Brandon didn’t waste any time making the short dance video, which he posted on Facebook and Instagram. “Our last day was on a Monday, and I started it on Tuesday, March 17th.”

He made the video “just out of frustration of the fact that the rest of our season was cancelled and Cinderella wasn’t going to happen.”

They both had the title roles. “She was going to be Cinderella and I was going to be her Prince Charming.

Brandon and Virginia Pilgrm Ramey in a 2016 Ballet Memphis production of “Cinderella.”

“The last day of work we weren’t preparing for the show. We were recording everything, to bring it back maybe next season. We were all feeling glum about not going to perform.”

Brandon wanted to figure out a way to make their art form “relevant and helpful in this current situation.”

The video lasts two minutes. “It starts with me walking down the street. You see my sneakers on the sidewalk. I’m walking by our house. It’s a dark night. Everyone is inside, but the lights are on. I walk up to the house just to see what’s going on and — boom! — Ginny appears and starts doing a dance about, basically, being locked in for the foreseeable future.”

He shot the video through the large glass window set in their front door. “It frames the shot perfectly. It emphasizes there’s this separation of the inside world without obstructing the view of the dance choreography.”

Virginia dances to the song “Stay Inside” by Raleigh Ritchie. “It really sinks up well to the times and the idea of being in quarantine.”

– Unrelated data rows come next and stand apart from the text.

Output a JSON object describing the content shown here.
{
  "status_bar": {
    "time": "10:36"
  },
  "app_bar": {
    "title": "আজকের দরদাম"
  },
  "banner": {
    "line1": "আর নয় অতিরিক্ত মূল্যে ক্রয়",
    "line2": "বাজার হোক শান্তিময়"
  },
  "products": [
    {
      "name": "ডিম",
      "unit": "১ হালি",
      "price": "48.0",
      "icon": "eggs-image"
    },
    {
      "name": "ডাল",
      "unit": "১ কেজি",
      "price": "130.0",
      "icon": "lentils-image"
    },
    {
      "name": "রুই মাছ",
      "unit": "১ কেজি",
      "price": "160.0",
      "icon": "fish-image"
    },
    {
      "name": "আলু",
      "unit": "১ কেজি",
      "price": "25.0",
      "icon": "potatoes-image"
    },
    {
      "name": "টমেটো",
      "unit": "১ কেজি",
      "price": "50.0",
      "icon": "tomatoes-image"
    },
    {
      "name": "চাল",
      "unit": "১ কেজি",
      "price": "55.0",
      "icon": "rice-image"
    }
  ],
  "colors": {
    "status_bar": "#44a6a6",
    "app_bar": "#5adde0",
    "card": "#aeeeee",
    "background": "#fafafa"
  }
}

The video begins with Virginia dancing in clothes she would wear to go out someplace. It ends with her in pajamas. “The choreography is mine. I did the editing, but she’s my muse.”

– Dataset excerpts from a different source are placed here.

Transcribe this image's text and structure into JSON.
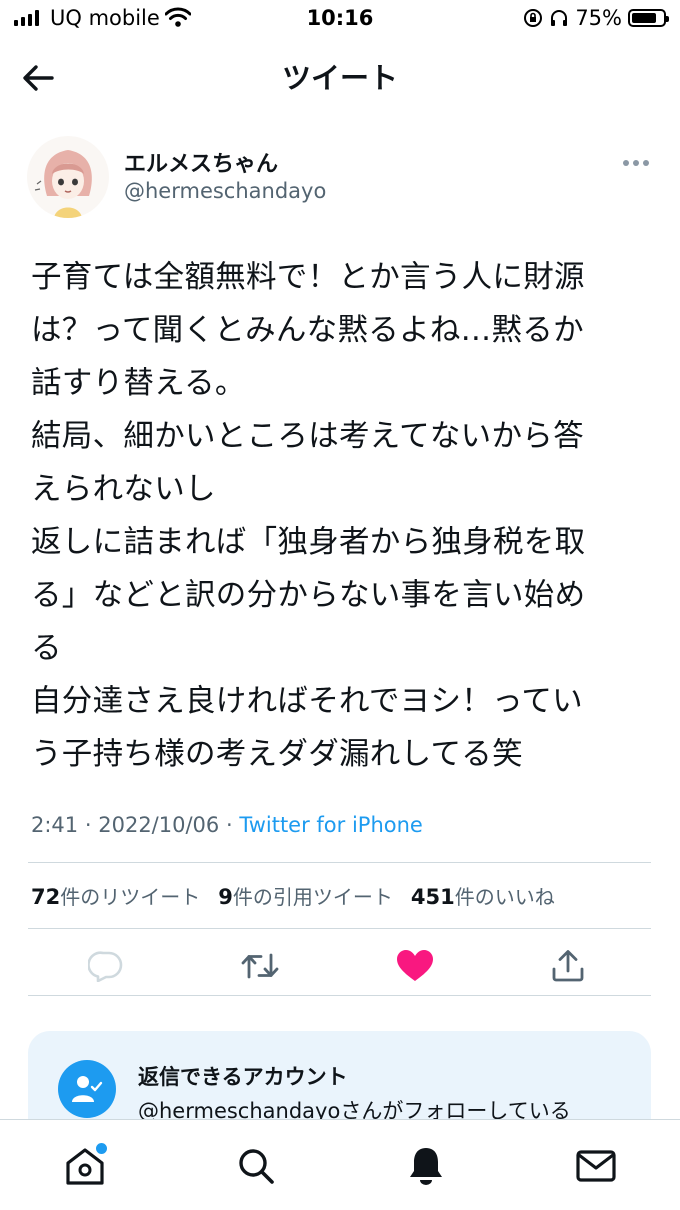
{
  "status_bar": {
    "carrier": "UQ mobile",
    "time": "10:16",
    "battery": "75%",
    "icons": [
      "signal-icon",
      "wifi-icon",
      "orientation-lock-icon",
      "headphones-icon",
      "battery-icon"
    ]
  },
  "header": {
    "title": "ツイート",
    "back_icon": "back-arrow-icon"
  },
  "tweet": {
    "author": {
      "display_name": "エルメスちゃん",
      "handle": "@hermeschandayo"
    },
    "text_lines": [
      "子育ては全額無料で！とか言う人に財源",
      "は？って聞くとみんな黙るよね…黙るか",
      "話すり替える。",
      "結局、細かいところは考えてないから答",
      "えられないし",
      "返しに詰まれば「独身者から独身税を取",
      "る」などと訳の分からない事を言い始め",
      "る",
      "自分達さえ良ければそれでヨシ！ってい",
      "う子持ち様の考えダダ漏れしてる笑"
    ],
    "time": "2:41",
    "date": "2022/10/06",
    "separator": "·",
    "source": "Twitter for iPhone",
    "stats": {
      "retweets_count": "72",
      "retweets_label": "件のリツイート",
      "quotes_count": "9",
      "quotes_label": "件の引用ツイート",
      "likes_count": "451",
      "likes_label": "件のいいね"
    },
    "actions": {
      "reply_icon": "reply-icon",
      "retweet_icon": "retweet-icon",
      "like_icon": "heart-filled-icon",
      "share_icon": "share-icon",
      "like_color": "#f91880"
    }
  },
  "reply_settings": {
    "title": "返信できるアカウント",
    "handle": "@hermeschandayo",
    "description": "さんがフォローしている"
  },
  "bottom_nav": {
    "items": [
      "home-icon",
      "search-icon",
      "notifications-icon",
      "messages-icon"
    ],
    "accent_color": "#1d9bf0"
  }
}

Describing her outfits, Virginia says, “Basically the equivalent of skinny jeans and a nice blouse and a jacket and sneakers. Not like a fancy outfit. Still something I could move in. Obviously, I’m dancing in it. Kind of stretchy pants. We wanted it to have the look of ‘I’ve been out in public.’ But by the end of the video I’m just in a big, fuzzy, pink robe and a shower cap with a look of having been in the house or planning to be in the house for a good, long time. Kind of resigned to not caring at all.”

She and Brandon viewed the video as humorous, Virginia says, “But responses we’ve gotten from people are, ‘Oh, it’s so sad.’ People are feeling the depth of it. Everyone is like, ‘That’s exactly how I feel.’ It’s reaching people in a deeper way than I think we originally expected it to. Dance can always touch the heart of a subject quicker than words can. That’s my opinion being a dancer. I think Brandon really captured the way people were feeling in a way neither of us expected in two minutes.”

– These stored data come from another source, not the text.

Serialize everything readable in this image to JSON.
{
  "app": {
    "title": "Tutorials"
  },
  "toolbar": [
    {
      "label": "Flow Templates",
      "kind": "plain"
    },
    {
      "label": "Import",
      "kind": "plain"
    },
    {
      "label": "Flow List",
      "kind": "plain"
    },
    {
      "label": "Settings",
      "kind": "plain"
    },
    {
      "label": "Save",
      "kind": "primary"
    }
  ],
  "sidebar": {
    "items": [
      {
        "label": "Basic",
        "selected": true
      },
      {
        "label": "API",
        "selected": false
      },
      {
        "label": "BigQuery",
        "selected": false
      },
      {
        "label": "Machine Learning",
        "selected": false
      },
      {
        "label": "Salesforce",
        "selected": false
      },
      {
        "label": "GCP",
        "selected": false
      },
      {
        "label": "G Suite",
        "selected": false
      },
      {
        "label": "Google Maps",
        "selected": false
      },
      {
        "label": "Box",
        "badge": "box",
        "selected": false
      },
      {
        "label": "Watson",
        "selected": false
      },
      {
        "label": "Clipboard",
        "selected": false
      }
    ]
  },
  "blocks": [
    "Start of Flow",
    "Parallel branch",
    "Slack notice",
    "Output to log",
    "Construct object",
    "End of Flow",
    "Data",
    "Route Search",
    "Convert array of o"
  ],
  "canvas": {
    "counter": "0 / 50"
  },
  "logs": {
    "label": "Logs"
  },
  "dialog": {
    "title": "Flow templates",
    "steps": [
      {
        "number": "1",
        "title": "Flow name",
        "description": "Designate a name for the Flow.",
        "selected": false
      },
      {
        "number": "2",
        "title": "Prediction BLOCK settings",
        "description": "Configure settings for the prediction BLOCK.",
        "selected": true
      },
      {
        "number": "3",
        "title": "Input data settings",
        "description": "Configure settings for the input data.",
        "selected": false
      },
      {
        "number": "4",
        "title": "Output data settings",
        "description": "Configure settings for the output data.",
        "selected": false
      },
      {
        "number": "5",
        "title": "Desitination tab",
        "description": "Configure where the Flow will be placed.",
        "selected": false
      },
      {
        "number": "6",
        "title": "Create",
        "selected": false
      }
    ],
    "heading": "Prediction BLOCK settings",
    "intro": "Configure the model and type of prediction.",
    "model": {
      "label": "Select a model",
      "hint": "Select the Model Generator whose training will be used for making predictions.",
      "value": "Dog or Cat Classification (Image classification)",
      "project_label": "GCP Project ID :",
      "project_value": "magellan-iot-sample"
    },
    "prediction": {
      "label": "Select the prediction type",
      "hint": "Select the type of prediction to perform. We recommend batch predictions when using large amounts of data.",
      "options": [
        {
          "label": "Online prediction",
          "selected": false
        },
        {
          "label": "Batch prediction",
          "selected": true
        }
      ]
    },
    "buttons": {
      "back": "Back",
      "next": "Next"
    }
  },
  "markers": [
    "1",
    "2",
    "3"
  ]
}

As for real life, the Rameys have created their own dance “studio” in their home.

“We have kind of moved some furniture around in our front room,” Virginia says. “We have a little area rug. We pulled that up. And so now we have just the hardwood. And we had a daybed in that room. So, we flipped it around so the headboard could be like a ballet barre. We’re really working with a makeshift studio.”

The Rameys — Virginia Pilgrim Ramey, Louellen, and Brandon Ramey — at home.

But, she says, “With the two of us side by side we kick each other or the window. Not to mention we have a toddler running around at our feet. Which we don’t normally have at our feet.”

The Rameys continue to be disciplined about their dancing. “Every morning at 9 we just do what we’d do if we’re going to work,” Brandon says. “Go in our little dance studio and give us a class up until we run out of room. We don’t know how long this quarantine is going to stretch on, but we want to come out of it keeping our instruments in the condition we need them to be for our professional dancing careers.”

Brandon also is filming ballet classes “and putting them on the internet so ballet students can stay in touch with us.”

They’re also working on other video projects. “We’re actually working on a short video now about turning into couch potatoes,” Brandon says.